What is the orthocenter of a triangle with corners at #(1 ,4 )#, #(5 ,7 )#, and (2 ,3 )#?

1 Answer

Orthocenter is at #(11/7, 25/7)#

Explanation:

There are three vertices given and we need to obtain two altitude linear equations to solve for the Orthocenter.

One negative reciprocal of slope from (1, 4) to (5, 7) and the point (2, 3) gives an altitude equation.

#(y-3)=-1/((7-4)/(5-1))*(x-2)#

#y-3=-4/3(x-2)#

#3y-9=-4x+8#
#4x+3y=17" "# first equation

Another negative reciprocal of slope from (2, 3) to (5, 7) and the point (1, 4) gives another altitude equation.

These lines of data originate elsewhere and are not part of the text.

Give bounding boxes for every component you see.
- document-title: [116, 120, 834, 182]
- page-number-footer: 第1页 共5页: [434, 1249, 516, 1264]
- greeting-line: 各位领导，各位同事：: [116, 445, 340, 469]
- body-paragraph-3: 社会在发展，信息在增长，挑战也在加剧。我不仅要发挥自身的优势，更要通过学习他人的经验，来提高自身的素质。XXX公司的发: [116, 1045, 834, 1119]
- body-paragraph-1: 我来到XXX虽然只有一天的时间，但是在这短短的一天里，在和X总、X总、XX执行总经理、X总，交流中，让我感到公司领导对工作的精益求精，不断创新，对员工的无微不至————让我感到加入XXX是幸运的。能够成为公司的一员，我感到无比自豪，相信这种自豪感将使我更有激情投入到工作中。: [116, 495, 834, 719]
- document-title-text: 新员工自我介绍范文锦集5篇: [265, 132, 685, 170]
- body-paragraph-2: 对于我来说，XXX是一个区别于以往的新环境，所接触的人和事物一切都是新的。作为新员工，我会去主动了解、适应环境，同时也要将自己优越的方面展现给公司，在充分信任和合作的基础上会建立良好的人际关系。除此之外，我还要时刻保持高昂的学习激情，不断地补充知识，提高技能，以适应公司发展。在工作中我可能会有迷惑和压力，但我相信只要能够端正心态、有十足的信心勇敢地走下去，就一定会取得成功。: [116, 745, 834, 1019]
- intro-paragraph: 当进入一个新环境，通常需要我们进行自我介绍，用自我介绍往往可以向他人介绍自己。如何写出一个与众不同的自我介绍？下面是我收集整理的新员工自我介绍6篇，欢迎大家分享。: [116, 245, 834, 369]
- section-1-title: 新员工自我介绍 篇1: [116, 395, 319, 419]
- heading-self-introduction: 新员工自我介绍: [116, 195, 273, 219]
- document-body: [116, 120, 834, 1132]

#y-4=-1/((7-3)/(5-2))*(x-1)#

#y-4=-1/(4/3)*(x-1)#

#y-4=-3/4*(x-1)#

#4y-16=-3x+3#

#3x+4y=19" "#second equation

Solve the orthocenter using the first and second equation

#4x+3y=17" "# first equation
#3x+4y=19" "#second equation

Method of elimination using subtraction
#12x+9y=51# first equation after multiplying each term by 3
#underline(12x+16y=76)#second equation after multiplying each term by 4
#0x-7y=-25#

#7y=25#
#y=25/7#

Solve for x using #4x+3y=17" "# first equation and #y=25/7#

#4x+3(25/7)=17" "#

#4x+75/7=17#
#4x=17-75/7#
#x=(119-75)/28#
#x=44/28#
#x=11/7#

Orthocenter is at #(11/7, 25/7)#

God bless....I hope the explanation is useful.